Etienne Charles
CREOLE ORCHESTRA
(Culture Shock Music)
★★★★
THERE’S a tremendous Trini-percussive verve to Port of Spain-born trumpeter Etienne Charles’s new album, Creole Orchestra. Recorded in New York City, this 21-piece outfit swing and stomp their way through 13 tracks, from The Mighty Sparrow’s Ten to One is Murder and Joe Henderson’s Shade of Jade to Jimmy Forrest’s Night Train.
Fused elements of calypso, soca, big band swing and enticing vocals like Colorado River Song by Rene Marie make up 76 minutes of marvellously spirited music with fiery soloists like altoist Brian Hogans, trombonist Corey Wilcox and pianist Sullivan Fortner.
The Caribbean truly comes to the Apple to rejoice and celebrate all through this record, full of hefty jazz yet seeping with Trinidadian juice and fire. Just listen to Centerpiece, Obed Calvaire’s drums on Think Twice or Charles’s horn on Holy City. Your feet won’t stop as your ears imbibe this rampaging album.
Jason Anick/Jason Yeager
SANCTUARY
(Sunnyside Records)
★★★★★
THE quest for sanctuary for all humans is at the heart of this album by violinist Jason Anick and pianist Jason Yeager, joined on diverse tracks by some powerful bandmates.

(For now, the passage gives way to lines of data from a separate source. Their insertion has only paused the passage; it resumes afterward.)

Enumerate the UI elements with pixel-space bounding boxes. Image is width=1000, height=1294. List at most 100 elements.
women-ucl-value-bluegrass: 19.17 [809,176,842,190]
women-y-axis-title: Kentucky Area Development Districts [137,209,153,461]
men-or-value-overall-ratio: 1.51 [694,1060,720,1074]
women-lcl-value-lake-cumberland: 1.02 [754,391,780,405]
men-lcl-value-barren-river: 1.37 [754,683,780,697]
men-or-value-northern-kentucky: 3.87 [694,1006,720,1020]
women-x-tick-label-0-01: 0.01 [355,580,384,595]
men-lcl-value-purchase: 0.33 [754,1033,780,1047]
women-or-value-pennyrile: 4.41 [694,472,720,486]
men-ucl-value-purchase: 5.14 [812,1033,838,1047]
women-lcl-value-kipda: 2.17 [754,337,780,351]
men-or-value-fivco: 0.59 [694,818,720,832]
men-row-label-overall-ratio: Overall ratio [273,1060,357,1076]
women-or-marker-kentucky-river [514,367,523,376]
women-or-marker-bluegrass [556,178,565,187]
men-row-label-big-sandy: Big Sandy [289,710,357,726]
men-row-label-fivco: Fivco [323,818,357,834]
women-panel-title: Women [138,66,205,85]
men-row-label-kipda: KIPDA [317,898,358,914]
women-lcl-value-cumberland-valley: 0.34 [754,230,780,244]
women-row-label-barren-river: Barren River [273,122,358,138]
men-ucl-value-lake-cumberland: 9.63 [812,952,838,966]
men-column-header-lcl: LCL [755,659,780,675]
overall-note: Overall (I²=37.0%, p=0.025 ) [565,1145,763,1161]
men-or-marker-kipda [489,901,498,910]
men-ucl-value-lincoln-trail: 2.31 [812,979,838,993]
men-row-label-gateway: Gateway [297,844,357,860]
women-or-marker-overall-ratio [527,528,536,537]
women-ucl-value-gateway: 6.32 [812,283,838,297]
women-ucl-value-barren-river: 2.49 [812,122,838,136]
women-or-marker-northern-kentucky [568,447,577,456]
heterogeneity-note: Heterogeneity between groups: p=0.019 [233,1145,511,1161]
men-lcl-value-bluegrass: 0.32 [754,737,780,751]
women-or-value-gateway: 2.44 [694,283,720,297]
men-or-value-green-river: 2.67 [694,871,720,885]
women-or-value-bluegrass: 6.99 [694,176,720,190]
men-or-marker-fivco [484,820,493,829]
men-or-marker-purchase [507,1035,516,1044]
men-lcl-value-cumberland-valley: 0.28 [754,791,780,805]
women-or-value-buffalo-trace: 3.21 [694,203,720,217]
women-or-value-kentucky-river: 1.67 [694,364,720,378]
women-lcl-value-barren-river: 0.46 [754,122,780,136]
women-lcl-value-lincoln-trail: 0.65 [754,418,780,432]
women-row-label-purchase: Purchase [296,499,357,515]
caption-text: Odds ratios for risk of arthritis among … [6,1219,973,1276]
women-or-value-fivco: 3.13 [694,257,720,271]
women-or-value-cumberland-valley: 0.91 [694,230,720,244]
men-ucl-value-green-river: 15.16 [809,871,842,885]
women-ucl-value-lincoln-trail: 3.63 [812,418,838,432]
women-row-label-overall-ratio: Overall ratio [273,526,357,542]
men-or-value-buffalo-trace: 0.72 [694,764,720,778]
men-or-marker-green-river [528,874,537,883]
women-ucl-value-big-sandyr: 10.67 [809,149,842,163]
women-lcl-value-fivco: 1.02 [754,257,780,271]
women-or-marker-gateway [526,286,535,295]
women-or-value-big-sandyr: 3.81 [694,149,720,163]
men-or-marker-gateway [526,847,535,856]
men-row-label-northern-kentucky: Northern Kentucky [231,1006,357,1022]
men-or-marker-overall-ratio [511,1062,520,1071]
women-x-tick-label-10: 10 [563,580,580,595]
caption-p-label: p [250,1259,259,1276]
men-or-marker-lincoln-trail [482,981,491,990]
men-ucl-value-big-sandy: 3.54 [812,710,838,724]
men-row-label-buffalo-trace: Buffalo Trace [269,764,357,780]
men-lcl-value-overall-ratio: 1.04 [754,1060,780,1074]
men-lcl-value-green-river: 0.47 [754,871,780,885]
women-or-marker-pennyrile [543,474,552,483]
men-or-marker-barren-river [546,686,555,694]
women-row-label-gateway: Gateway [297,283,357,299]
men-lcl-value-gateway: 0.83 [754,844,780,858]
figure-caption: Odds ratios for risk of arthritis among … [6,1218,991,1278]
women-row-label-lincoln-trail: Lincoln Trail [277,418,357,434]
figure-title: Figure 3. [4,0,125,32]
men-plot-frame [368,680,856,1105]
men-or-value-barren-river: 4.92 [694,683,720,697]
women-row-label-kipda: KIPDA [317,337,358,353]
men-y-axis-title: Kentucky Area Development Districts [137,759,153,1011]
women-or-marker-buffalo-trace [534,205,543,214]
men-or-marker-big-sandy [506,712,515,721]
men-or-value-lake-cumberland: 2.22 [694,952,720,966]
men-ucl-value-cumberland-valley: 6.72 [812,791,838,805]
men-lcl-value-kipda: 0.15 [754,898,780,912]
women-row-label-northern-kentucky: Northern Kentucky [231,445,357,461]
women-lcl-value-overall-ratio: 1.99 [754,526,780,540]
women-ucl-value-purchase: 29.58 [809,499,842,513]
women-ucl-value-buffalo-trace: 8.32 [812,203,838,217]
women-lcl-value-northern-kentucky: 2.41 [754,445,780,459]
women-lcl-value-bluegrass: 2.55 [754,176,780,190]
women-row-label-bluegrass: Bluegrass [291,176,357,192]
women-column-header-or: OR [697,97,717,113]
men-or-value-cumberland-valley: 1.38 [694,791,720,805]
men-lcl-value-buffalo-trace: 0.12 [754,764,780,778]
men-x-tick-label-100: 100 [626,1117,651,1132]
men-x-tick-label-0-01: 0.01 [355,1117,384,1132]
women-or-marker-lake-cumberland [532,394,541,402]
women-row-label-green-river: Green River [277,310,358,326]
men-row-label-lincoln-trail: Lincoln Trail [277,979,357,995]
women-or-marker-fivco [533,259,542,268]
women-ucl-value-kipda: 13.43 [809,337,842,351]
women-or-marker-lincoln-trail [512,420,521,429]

Two of these, Persecution and Farewell, featuring Palestinian cellist Naseem Alatrash, directly tell of “people fleeing injustice, war, poverty and violence.” Yeager’s empathetic piano shares the soul of both, while Billy Buss’s flugelhorn is rapturous on Ephemory.
Anick’s violin is beautifully, lyrically poised on the band’s version of Chopin’s Raindrop Prelude as the musicians move out of and beyond category, while Nearness of Now is the adapted Nearness of You, given now-times dynamism by Greg Loughman’s plangent bass and Jason Palmer’s trumpet.
This is a powerfully relevant album, making music a messenger of its times, none more so than on the Wayne Shorter tune Lost, where saxophonist Edmar Colon blows like a human voice crying for safety.
Elliott Sharp/Sally Gates/Tashi Dorji
ERE GUITAR
(Intakt Records)
★★★★
THE extraordinarily unified guitar sounds of US virtuoso Elliott Sharp, New Zealander Sally Gates and Tashi Dorji from Bhutan span the cosmos.
“Improvisation as a practice,” says Dorji, much influenced by Sheffield guitarist Derek Bailey, “is always shifting, becoming and disappearing.” Never the same twice — and no conglomeration of sounds could illustrate that adage more than those found on this record.
The sound is elemental. Hear closely the track called Array — it could be an electric storm, or it could be a palaver of concerned individuals discussing the climate crisis, as in Addressing the Convention. Like the mystery of sound, it is anything the listeners want it to be.
Impossible for me to separate its creators’ soundscapes, this is truly a small ensemble of fused artistry, electric to its core. A trio of now-times troubadours giving their sounds to their listeners as words on a page. Hearkening is knowing.